You expect the guardians at the gate of any system to keep attacks out; you don’t expect them to turn against internal systems and networks and ravage those on behalf of threat actors. Yet that’s what happened with cloud servers: they turned against internal systems.
In March 2025, Server-Side Request Forgery (SSRF) attacks targeting cloud servers allowed attackers to send unauthorized, forged requests from vulnerable servers to internal systems, according to a blog post by threat intelligence firm GreyNoise. The attackers accessed internal systems and sensitive data, potentially compromising the entire network and the broader cloud ecosystem.
According to the GreyNoise blog, the coordinated SSRF attacks used 400 unique Internet Protocol (IP) addresses to exploit a dozen different SSRF vulnerabilities simultaneously.
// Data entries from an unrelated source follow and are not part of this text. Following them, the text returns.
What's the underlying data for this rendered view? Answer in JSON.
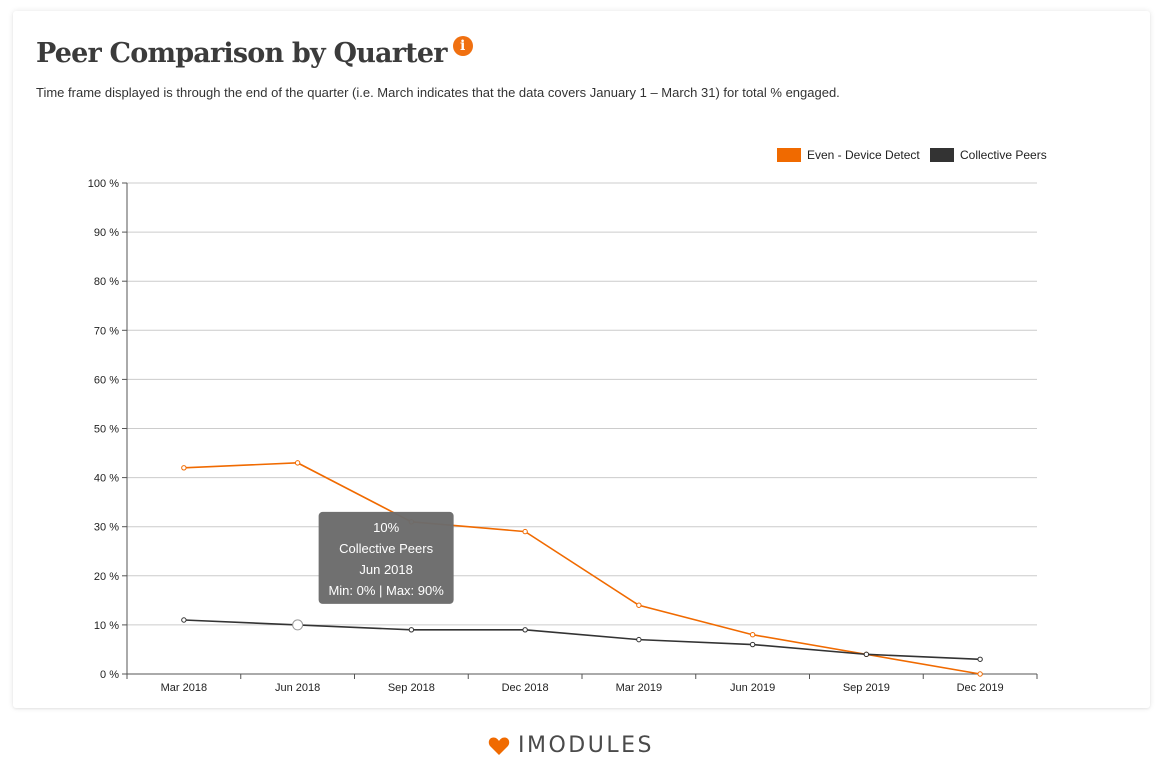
{
  "header": {
    "title": "Peer Comparison by Quarter",
    "info_icon": "info-icon",
    "subtitle": "Time frame displayed is through the end of the quarter (i.e. March indicates that the data covers January 1 – March 31) for total % engaged."
  },
  "colors": {
    "accent": "#f06a00",
    "peers": "#333333",
    "grid": "#cccccc",
    "tooltip_bg": "#6b6b6b"
  },
  "chart_data": {
    "type": "line",
    "categories": [
      "Mar 2018",
      "Jun 2018",
      "Sep 2018",
      "Dec 2018",
      "Mar 2019",
      "Jun 2019",
      "Sep 2019",
      "Dec 2019"
    ],
    "series": [
      {
        "name": "Even - Device Detect",
        "color": "#f06a00",
        "values": [
          42,
          43,
          31,
          29,
          14,
          8,
          4,
          0
        ]
      },
      {
        "name": "Collective Peers",
        "color": "#333333",
        "values": [
          11,
          10,
          9,
          9,
          7,
          6,
          4,
          3
        ]
      }
    ],
    "y_ticks": [
      "0 %",
      "10 %",
      "20 %",
      "30 %",
      "40 %",
      "50 %",
      "60 %",
      "70 %",
      "80 %",
      "90 %",
      "100 %"
    ],
    "ylim": [
      0,
      100
    ],
    "grid": true,
    "legend_position": "top-right",
    "tooltip": {
      "series_index": 1,
      "point_index": 1,
      "lines": [
        "10%",
        "Collective Peers",
        "Jun 2018",
        "Min: 0% | Max: 90%"
      ]
    }
  },
  "footer": {
    "logo_text": "IMODULES",
    "logo_icon": "heart-icon"
  }
}
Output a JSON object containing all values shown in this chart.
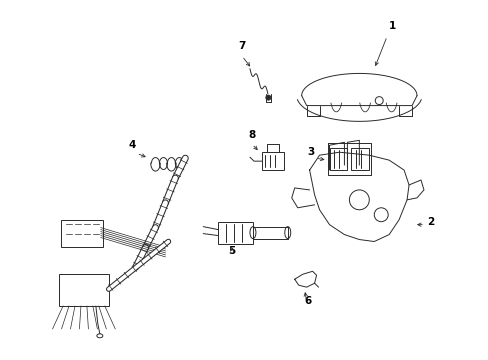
{
  "background_color": "#ffffff",
  "line_color": "#2a2a2a",
  "label_color": "#000000",
  "figsize": [
    4.89,
    3.6
  ],
  "dpi": 100,
  "lw": 0.7
}
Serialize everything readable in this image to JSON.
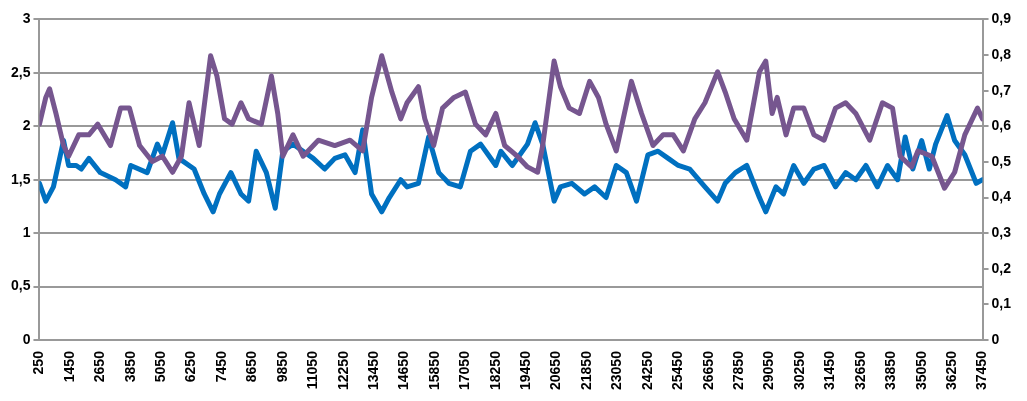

IP addresses offer logical destination points for Internet and network traffic.
According to Jason Miller, founder and chief executive officer of BitLyft, a managed security service provider, the attack patterns suggest sophisticated cybercriminal organizations or state-sponsored actors due to the scale (the hundreds of IPs involved), coordination, and targeting of critical infrastructure in cloud environments across multiple countries. Said Miller, “Their motivations could include financial gain (e.g., data theft or ransomware), espionage (accessing internal systems), or disruption of critical services.”
The threat actors remain unidentified.